Les banques de l’Union européenne regorgent aujourd’hui de créances douteuses. Ce sont soit des prêts qui ont un retard de paiement conséquent – l’Autorité bancaire européenne l’a fixé à 90 jours -, soit qui ne seront probablement jamais remboursés. La banque doit donc les provisionner, ce qui peut lui poser problème. La part des « prêts non performants » peut à première vue apparaître modeste. Elle ne concerne que 4,9 % des crédits émis dans la zone euro. Mais cela correspond à un montant de 730 milliards d’euros, dont une partie non négligeable, 395 milliards d’euros, n’a pas été provisionnée[1], ce qui signifie que les banques sont ainsi très fragilisées. Cette situation est d’autant plus inquiétante qu’elle peut concerner des banques systémiques, c’est-à-dire des banques dont les difficultés peuvent mettre en danger le système financier dans son ensemble par ses liens avec d’autres établissements financiers. Comme l’indiquent les économistes du CEPII, « Les banques systémiques en zone euro sont ainsi en moyenne moins capitalisées que les autres, alors qu’elles devraient l’être davantage vu le risque qu’elles font courir au système[2] », et ce malgré les réformes prudentielles qui ont suivi la crise de 2008. Ces réformes ont certes accru les exigences de liquidité et de fonds propres pour les banques, mais ont épargné la finance de l’ombre, le Shadow banking, qui lui est structurellement liée. Les difficultés d’un établissement financier du Shadow Banking pourraient ainsi se transmettre aux banques. Et en Europe, le lobbying bancaire a fait échouer le projet de séparation des banques d’affaires et des banques de dépôt.
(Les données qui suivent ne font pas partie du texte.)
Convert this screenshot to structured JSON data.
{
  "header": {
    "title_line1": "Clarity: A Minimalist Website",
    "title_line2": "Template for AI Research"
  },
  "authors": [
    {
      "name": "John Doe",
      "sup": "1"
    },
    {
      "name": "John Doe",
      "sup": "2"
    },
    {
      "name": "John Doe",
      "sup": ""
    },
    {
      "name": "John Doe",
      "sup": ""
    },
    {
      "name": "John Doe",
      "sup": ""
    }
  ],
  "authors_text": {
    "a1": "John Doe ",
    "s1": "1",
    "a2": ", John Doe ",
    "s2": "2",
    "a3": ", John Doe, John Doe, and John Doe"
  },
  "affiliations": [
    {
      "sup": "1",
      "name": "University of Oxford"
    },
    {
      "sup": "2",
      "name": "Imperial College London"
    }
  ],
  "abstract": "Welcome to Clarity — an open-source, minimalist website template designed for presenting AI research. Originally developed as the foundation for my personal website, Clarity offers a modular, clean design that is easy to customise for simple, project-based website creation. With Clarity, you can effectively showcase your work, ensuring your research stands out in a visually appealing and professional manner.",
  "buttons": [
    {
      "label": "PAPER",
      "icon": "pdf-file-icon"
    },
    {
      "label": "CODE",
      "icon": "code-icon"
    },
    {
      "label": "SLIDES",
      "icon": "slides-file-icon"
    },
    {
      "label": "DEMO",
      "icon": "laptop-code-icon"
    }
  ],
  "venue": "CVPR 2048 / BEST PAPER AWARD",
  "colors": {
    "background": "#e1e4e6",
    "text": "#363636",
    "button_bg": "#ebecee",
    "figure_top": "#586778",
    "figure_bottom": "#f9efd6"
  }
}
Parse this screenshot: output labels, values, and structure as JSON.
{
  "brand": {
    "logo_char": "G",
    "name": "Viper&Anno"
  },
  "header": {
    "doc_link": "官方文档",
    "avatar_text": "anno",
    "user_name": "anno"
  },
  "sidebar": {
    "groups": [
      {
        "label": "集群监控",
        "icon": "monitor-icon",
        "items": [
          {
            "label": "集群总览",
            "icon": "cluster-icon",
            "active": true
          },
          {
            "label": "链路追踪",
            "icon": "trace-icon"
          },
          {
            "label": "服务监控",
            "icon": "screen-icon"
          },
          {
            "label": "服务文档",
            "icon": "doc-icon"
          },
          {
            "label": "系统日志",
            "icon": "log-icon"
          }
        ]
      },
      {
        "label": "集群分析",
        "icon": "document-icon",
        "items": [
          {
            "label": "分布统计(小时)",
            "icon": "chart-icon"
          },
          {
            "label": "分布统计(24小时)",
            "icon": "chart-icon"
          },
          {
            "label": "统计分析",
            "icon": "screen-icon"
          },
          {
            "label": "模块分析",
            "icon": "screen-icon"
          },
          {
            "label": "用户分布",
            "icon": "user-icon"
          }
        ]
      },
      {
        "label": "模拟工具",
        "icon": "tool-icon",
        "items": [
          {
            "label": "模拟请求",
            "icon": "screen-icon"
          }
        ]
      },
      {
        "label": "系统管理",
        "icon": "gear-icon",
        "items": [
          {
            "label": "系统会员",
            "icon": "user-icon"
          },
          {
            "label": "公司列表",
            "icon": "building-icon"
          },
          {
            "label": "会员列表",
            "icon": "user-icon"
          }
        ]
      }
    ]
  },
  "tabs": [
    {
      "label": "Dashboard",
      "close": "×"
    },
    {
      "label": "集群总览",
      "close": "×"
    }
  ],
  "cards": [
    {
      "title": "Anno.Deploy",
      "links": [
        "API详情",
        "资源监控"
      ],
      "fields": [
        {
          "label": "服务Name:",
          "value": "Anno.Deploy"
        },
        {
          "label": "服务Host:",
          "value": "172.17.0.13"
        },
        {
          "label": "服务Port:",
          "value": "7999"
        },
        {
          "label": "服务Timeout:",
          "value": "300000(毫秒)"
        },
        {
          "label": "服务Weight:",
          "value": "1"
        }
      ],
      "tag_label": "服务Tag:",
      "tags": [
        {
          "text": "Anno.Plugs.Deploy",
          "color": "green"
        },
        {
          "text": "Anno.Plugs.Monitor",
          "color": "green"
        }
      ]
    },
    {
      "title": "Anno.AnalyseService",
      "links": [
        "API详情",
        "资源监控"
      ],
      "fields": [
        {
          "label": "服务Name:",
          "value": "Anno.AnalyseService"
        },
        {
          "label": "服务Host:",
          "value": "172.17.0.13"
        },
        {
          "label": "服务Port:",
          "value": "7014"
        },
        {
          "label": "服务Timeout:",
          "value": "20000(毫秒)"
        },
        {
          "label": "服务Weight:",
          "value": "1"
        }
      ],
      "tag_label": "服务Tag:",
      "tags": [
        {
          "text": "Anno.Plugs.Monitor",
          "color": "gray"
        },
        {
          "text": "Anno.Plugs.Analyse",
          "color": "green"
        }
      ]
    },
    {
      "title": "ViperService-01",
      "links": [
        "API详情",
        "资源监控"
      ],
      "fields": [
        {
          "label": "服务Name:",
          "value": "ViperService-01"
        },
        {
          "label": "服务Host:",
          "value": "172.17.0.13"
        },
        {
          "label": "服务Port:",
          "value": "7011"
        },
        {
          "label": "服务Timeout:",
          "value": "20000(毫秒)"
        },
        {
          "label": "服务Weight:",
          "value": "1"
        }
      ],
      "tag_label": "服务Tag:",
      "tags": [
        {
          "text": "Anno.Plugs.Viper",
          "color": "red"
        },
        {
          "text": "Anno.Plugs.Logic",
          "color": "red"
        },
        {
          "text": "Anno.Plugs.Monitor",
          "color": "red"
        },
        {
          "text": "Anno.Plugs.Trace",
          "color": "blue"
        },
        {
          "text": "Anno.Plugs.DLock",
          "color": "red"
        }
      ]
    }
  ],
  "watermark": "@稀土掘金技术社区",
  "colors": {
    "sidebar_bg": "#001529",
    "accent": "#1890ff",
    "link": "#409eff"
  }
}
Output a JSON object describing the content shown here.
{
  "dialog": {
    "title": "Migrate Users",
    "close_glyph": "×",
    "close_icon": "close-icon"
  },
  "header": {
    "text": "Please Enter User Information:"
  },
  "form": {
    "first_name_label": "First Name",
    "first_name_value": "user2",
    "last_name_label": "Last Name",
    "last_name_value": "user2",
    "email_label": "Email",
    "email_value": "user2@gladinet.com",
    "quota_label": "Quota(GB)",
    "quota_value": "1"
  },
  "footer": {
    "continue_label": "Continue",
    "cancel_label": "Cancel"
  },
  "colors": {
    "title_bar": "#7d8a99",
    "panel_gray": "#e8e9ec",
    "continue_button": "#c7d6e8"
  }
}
Ce scénario est d’autant plus possible qu’une des solutions préconisées par les institutions européennes pour résoudre le problème des créances douteuses est de favoriser leur titrisation, ce que qu’encourage la directive « STS » de décembre 2017. Il s’agit de transformer des prêts hasardeux en actifs financiers échangeables sur le marché en passant par un « véhicule » appartenant au Shadow Banking, juridiquement indépendant de la banque. Double avantage pour cette dernière : elle transfère le risque sur d’autres entités et n’a donc plus besoin de provisionner. Rappelons qu’en 2007, la crise des subprimes, élément déclencheur d’une des plus graves crises financières mondiales, trouve son origine dans un processus de ce type.